В лесочке мы обнаружили тела двух групп разведчиков. Очевидно, во время поиска немцы и наши столкнулись неожиданно и схватились врукопашную. Несколько тел так и лежали, сцепившись. Один держал другого за горло, в то время как противник проткнул его спину кинжалом. Другая пара сплелась руками и ногами. Наш солдат мертвой хваткой, зубами ухватил палец немца, да так и замерз навсегда. Некоторые были разорваны гранатами или застрелены в упор из пистолетов.

Когда самому не надо умирать, все кажется просто: вперед и вперед!

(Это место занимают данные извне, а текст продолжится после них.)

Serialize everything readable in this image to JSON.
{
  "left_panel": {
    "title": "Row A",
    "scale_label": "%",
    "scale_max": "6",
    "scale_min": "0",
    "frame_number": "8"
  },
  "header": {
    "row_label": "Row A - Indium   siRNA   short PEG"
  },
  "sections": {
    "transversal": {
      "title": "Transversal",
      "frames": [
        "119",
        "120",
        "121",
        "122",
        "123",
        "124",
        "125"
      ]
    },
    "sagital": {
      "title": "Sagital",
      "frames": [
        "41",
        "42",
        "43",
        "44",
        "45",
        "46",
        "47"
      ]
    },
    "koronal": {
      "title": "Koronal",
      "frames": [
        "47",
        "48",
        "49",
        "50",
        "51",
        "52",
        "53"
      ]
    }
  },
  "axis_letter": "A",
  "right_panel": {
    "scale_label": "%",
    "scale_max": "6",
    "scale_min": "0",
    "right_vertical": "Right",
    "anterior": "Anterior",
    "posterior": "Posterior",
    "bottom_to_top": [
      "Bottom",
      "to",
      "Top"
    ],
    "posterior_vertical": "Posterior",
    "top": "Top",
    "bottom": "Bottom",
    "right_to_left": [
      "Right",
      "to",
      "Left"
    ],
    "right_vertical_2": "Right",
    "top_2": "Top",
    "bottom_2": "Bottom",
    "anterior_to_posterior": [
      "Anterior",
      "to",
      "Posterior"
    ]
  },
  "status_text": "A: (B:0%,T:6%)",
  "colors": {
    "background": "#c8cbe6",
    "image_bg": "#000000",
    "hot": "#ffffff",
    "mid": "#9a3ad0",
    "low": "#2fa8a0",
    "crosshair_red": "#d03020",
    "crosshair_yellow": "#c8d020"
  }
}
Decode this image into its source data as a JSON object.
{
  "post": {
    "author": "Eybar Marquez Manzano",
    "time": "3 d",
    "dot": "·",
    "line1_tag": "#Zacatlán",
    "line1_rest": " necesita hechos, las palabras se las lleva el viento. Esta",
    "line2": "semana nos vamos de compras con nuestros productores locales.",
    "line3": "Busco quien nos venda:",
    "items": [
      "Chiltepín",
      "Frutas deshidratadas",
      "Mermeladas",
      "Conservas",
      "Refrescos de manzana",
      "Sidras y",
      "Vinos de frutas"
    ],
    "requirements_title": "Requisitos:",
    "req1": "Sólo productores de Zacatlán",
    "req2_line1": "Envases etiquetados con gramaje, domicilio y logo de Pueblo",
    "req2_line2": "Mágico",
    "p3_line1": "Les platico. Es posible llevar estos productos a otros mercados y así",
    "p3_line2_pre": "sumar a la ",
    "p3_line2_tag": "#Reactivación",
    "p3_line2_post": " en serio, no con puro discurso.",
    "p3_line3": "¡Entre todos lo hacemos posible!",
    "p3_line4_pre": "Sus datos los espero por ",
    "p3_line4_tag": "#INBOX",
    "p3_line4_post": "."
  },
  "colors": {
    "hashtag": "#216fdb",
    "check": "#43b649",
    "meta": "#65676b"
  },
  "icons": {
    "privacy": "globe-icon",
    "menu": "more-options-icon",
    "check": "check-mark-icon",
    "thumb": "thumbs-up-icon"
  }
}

Штабеля трупов у железной дороги выглядели пока как заснеженные холмы, и были видны лишь тела, лежащие сверху. Позже, весной, когда снег стаял, открылось все, что было внизу. У самой земли лежали убитые в летнем обмундировании — в гимнастерках и ботинках. Это были жертвы осенних боев 1941 года. На них рядами громоздились морские пехотинцы в бушлатах и широких черных брюках («клешах»). Выше — сибиряки в полушубках и валенках, шедшие в атаку в январе-феврале 1942. Еще выше — политбойцы в ватниках и тряпичных шапках (такие шапки давали в блокадном Ленинграде). На них — тела в шинелях, маскхалатах, с касками на головах и без них. Здесь смешались трупы солдат многих дивизий, атаковавших железнодорожное полотно в первые месяцы 1942 года. Страшная диаграмма наших «успехов»! Но все это обнажилось лишь весной, а сейчас разглядывать поле боя было некогда. Мы спешили дальше…


Я начал войну рядовым, потом получил треугольник в петлицу, потом три лычки на погоны и даже, позже, одну широкую. Передо мною открывались блестящие перспективы! Так можно было дослужиться до маршала. Однако в нашей жизни все решает слепой случай. В военной жизни в особенности, и стать маршалом мне было не суждено.

Однажды в морозный зимний день 1943 года наш полковник вызвал меня и сказал: «Намечается передислокация войск. Мы должны переехать на сорок километров южнее. Войск там будет немало, землянки копать в мерзлом грунте, сам знаешь — мучение. Поэтому возьми двух солдат, продукты на неделю и отправляйся, чтобы занять заблаговременно хорошую землянку для штаба. Если через неделю мы не приедем, возвращайся назад». Место нового расположения было указано мне на карте.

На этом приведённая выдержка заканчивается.